The campaigning charity backed calls for call for local authorities, voluntary organisations, schools, workplaces and the NHS to work together to encourage and support people to be more physically active.

Nice said about two-thirds of people in England are not physically active enough to meet the official recommendations for good health – with serious and expensive consequences.

Physical inactivity is becoming as significant as smoking as a major cause of ill health. Much of this results from the decline of everyday activities like walking, which has reduced by 20 per cent over the past three decades.

Yet, as the new guidance recognises, walking remains the most popular active recreation by far, and is also the easiest way for most people to incorporate activity into their daily lives.

The Ramblers said walking is free, needs no special equipment or training, is safe and convenient, and something almost everyone can start doing from their doorstep.

It added the Nice guidelines also recognise the many other benefits of walking including combating air pollution, congestion and climate change.

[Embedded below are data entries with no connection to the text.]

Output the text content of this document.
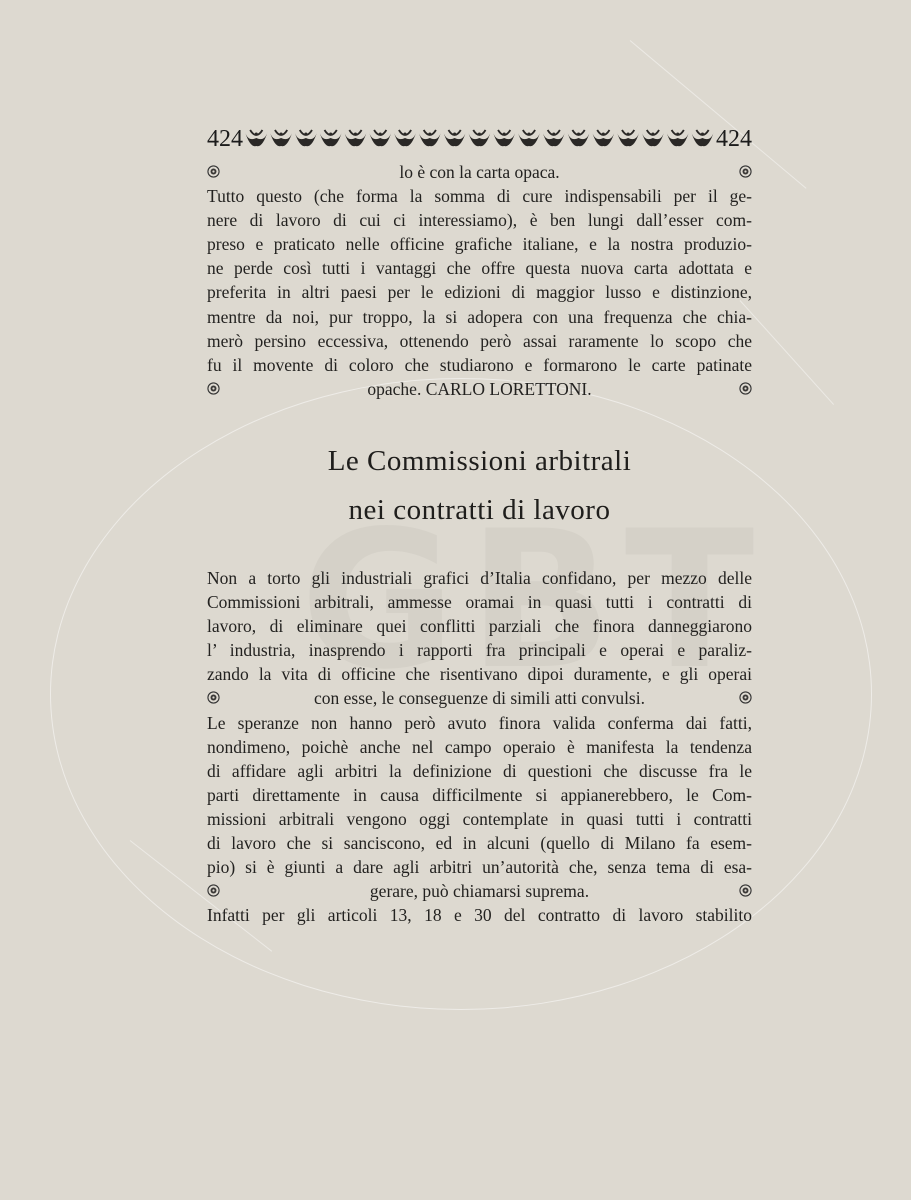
424	424
lo è con la carta opaca.
Tutto questo (che forma la somma di cure indispensabili per il ge-
nere di lavoro di cui ci interessiamo), è ben lungi dall’esser com-
preso e praticato nelle officine grafiche italiane, e la nostra produzio-
ne perde così tutti i vantaggi che offre questa nuova carta adottata e
preferita in altri paesi per le edizioni di maggior lusso e distinzione,
mentre da noi, pur troppo, la si adopera con una frequenza che chia-
merò persino eccessiva, ottenendo però assai raramente lo scopo che
fu il movente di coloro che studiarono e formarono le carte patinate
opache. CARLO LORETTONI.
Le Commissioni arbitrali
nei contratti di lavoro
Non a torto gli industriali grafici d’Italia confidano, per mezzo delle
Commissioni arbitrali, ammesse oramai in quasi tutti i contratti di
lavoro, di eliminare quei conflitti parziali che finora danneggiarono
l’ industria, inasprendo i rapporti fra principali e operai e paraliz-
zando la vita di officine che risentivano dipoi duramente, e gli operai
con esse, le conseguenze di simili atti convulsi.
Le speranze non hanno però avuto finora valida conferma dai fatti,
nondimeno, poichè anche nel campo operaio è manifesta la tendenza
di affidare agli arbitri la definizione di questioni che discusse fra le
parti direttamente in causa difficilmente si appianerebbero, le Com-
missioni arbitrali vengono oggi contemplate in quasi tutti i contratti
di lavoro che si sanciscono, ed in alcuni (quello di Milano fa esem-
pio) si è giunti a dare agli arbitri un’autorità che, senza tema di esa-
gerare, può chiamarsi suprema.
Infatti per gli articoli 13, 18 e 30 del contratto di lavoro stabilito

Ramblers chief executive Benedict Southworth said: “As Britain’s walking charity and the host of Walking for Health, we warmly welcome this excellent and very wise guidance.

“If implemented, it will have a hugely positive impact on the nation’s health, happiness and sustainability.

“We’re particularly pleased to read that Nice agrees with our view that walking is the most likely way in which adults will get active enough for good health.

“We’re also delighted that the guidance advocates a more strategic and joined up approach, bringing together the NHS, councils, voluntary groups, employers, educators and others to tackle the major challenge of physical inactivity.

“The changes now taking place in the public health sector create a great opportunity to achieve this, and we look forward to working with local and national partners in the coming years to tackle the urgent task of getting people walking.”

Details of the new guidance are on the Nice website.